統合失調症の方が、ご自分で書いた本です。
これは統合失調症を病む患者,松本昭夫氏の自叙伝である。これは,統合失調症患者の体験談として本邦における先駆的な著作であり,これまでにすでに数十刷を数えるロングセラーとなっている。ここに描かれている心境は,若さゆえの思い上がり,既成社会や常識的な生き方の拒絶,詩人としての創作活動,性的葛藤,精神障害による苦悩が織り交ざって激しいエネルギーがほとばしり出ており,一般的な意味で読み応えのあるものとなっている。著者は,精神医療に対する厳しい見解を表明している。彼は精神病院の劣悪な環境,原因を究明するためのカウンセリングの不足などを問題点として指摘し,現在の精神医療のあり方を批判している。それぞれの批判はもっともな側面がある。他方,彼が出会った精神医療従事者は,相当の数に上るであろうが,ほとんどその人々のことを彼は記述していない。著者が彼らと一定の距離を置いて接してきていることが推測される。とはいっても,評者は,精神医療従事者の一人として,著者との建設的な出会いを実現し,協力関係をもっと早期に形成することべきであったと思う。
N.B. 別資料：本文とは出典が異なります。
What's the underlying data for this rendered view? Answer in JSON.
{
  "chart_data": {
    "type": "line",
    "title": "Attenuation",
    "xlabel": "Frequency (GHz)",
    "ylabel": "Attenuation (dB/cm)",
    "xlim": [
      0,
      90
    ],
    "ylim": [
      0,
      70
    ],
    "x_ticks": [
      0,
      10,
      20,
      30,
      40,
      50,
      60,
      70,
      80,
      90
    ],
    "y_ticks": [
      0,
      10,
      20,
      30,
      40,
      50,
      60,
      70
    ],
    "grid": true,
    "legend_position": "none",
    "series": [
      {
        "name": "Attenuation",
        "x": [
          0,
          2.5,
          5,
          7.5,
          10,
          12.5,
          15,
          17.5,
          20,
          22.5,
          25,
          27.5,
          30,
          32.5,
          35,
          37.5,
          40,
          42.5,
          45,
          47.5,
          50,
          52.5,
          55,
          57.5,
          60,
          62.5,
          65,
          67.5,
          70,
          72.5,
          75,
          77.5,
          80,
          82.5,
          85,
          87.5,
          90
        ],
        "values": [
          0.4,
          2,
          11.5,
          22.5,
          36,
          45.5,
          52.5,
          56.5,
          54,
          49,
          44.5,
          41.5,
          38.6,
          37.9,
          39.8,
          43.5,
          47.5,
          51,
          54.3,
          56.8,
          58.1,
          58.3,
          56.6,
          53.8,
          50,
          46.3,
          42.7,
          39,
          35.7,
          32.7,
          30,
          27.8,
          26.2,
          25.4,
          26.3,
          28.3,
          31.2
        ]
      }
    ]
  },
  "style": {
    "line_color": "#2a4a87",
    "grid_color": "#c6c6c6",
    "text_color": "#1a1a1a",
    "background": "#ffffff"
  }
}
精神分裂病のもっとも不幸な歴史のひとつは、フロイト学説による誤った病因論的解釈に、患者も家族も医師までもが振り回されてしまったことであった。この著作は、逆説的にこの不幸な歴史を再認識させてくれるものであった。著者の持つ洞察力が文学趣味や哲学趣味によって歪められた結果としての自己憐憫的なフロイト学説への回帰は、やはりこの病気を理解することが如何に困難であるかという事実を示しているのであろう。著者自身による「文庫本あとがき」と岩波明氏による巻末の「解説」は是非読んで欲しい。フロイトらによる誤った学説を流布した医療関係者らが無反省にこの学説を切り捨てる一方で、一人の分裂病患者自身がこの誤った学説に取り残される様子が鮮明に浮き彫りにされている。